Events / Neil A. Weiner Research Speaker Series

LGBT People and Incarceration

New Data on Sexual Minority Adults and Youth Behind Bars in the United States

Past Event
Wednesday, Jan 17, 2018
12:30 PM — 1:30 PM
Vera Institute of Justice

Using newly available data from surveys conducted in U.S. prisons, jails, and youth custody facilities under the Prison Rape Elimination Act of 2003 this panel will report on incarceration rates of sexual minority men, women, and youth and some characteristics of these populations and their incarceration. Findings show a surprisingly high rate of incarceration, mistreatment, harsh punishment, and sexual victimization of sexual minorities.

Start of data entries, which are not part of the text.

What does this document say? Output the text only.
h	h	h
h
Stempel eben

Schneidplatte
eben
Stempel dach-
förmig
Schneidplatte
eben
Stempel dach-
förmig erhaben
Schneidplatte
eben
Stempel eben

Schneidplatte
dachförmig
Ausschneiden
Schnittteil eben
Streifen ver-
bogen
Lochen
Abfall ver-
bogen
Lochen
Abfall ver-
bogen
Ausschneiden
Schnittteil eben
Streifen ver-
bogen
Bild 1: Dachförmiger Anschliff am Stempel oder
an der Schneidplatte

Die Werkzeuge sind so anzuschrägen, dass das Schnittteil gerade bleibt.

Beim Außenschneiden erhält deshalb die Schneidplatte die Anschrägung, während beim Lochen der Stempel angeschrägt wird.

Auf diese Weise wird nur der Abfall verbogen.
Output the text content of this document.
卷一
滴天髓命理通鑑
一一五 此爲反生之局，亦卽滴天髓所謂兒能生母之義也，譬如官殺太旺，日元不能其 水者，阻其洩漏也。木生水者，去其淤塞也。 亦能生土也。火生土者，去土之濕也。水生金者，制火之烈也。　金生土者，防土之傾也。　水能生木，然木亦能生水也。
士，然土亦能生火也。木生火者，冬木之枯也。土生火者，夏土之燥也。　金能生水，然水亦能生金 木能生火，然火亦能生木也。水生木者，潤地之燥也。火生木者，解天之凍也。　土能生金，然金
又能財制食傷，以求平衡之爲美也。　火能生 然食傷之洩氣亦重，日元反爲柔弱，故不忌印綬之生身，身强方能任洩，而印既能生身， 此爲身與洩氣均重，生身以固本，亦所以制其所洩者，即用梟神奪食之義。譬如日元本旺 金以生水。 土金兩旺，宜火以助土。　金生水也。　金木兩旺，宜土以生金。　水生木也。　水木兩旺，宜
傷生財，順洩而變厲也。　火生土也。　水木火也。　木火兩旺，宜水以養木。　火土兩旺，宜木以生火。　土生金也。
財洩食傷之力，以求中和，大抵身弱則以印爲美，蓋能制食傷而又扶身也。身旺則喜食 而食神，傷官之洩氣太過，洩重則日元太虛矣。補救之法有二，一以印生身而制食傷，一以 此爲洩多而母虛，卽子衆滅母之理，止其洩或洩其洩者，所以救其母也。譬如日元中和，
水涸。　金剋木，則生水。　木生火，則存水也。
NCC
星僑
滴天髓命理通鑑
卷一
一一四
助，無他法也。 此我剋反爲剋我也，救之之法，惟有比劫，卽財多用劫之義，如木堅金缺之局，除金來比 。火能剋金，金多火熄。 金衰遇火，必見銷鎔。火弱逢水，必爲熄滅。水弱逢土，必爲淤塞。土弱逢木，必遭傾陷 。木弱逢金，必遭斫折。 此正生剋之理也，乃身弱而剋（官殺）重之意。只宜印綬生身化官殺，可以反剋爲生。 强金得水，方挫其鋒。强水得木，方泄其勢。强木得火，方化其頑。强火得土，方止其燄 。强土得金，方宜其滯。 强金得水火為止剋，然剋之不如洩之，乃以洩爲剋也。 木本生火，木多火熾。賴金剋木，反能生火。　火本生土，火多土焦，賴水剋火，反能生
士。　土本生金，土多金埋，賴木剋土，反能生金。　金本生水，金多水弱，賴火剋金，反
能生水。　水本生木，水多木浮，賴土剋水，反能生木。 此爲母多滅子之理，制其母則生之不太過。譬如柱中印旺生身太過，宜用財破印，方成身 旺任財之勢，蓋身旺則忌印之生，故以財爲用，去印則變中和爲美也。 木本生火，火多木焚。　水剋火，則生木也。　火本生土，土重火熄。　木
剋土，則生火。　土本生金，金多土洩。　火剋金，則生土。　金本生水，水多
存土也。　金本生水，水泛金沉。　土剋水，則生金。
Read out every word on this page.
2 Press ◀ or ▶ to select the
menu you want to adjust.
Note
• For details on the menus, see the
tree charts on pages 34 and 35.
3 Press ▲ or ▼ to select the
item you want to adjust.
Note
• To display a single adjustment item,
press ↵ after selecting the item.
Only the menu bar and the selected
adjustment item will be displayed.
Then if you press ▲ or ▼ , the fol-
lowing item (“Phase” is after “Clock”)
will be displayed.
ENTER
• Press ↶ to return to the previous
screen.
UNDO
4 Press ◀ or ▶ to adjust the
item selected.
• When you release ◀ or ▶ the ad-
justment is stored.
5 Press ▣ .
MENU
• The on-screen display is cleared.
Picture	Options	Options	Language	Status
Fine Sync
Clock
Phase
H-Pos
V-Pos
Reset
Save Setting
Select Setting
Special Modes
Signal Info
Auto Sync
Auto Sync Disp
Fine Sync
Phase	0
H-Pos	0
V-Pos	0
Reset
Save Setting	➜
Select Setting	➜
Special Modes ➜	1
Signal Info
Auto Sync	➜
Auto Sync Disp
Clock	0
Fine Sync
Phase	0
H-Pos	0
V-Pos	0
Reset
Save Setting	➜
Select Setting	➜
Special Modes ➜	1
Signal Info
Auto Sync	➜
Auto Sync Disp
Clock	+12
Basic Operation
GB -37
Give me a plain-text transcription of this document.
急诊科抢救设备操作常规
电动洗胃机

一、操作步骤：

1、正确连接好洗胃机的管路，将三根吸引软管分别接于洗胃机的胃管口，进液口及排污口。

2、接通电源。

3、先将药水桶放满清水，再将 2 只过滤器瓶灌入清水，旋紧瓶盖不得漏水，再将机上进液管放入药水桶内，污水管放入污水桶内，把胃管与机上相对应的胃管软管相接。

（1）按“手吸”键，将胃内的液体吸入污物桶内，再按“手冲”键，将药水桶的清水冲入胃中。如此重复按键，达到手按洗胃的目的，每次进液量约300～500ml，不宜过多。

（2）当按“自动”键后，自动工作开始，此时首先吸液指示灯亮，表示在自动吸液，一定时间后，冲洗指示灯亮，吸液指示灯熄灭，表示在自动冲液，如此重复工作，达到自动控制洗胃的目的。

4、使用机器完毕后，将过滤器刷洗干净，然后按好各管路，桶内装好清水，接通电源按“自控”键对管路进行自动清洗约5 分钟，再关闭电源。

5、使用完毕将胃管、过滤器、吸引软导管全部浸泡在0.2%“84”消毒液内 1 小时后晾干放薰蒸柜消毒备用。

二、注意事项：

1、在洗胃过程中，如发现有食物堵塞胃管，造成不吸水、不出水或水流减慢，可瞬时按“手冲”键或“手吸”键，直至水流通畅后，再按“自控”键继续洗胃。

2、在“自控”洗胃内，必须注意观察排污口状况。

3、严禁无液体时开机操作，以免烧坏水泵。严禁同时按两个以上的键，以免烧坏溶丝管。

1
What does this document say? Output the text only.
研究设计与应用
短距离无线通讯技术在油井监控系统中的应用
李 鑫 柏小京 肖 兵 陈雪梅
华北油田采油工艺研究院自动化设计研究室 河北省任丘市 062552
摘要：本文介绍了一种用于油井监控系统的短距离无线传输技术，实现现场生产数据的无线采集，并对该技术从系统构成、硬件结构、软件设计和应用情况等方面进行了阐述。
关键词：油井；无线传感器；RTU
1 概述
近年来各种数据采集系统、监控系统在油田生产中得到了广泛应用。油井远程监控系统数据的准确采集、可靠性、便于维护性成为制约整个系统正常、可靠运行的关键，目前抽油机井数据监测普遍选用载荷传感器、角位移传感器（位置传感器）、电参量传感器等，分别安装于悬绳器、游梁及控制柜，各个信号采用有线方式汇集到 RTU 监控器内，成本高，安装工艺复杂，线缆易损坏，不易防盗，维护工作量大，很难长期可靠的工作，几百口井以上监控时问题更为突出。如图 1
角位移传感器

Ilan H. Meyer, PhD is Distinguished Senior Scholar for Public Policy at the Williams Institute for Sexual Orientation Law and Public Policy at UCLA’s School of Law. Dr. Meyer studies public health issues related to minority health. His areas of research include stress and illness in minority populations, in particular, the relationship of minority status, minority identity, prejudice and discrimination and mental health outcomes in sexual minorities and the intersection of minority stressors related to sexual orientation, race/ethnicity and gender. In several highly cited papers, Dr. Meyer has developed a model of minority stress that describes the relationship of social stressors and mental disorders and helps to explain LGBT health disparities. The model has guided his and other investigators’ population research on LGBT health disparities by identifying the mechanisms by which social stressors impact health and describing the harm to LGBT people from prejudice and stigma. Dr. Meyer is Principal Investigator of two important studies, the Generations Study, a study of stress, identity, health, and health care utilization across three cohorts of lesbians, gay men, and bisexuals in the United States (NICHD grant 1R01HD078526). The TransPop study, the first national probability sample of transgender individuals in the U.S. (NICHD grant 1R01HD078526). The study results will provide a more accurate and detailed picture of the issues faced by transgender people than has been available to researchers and policy makers to date.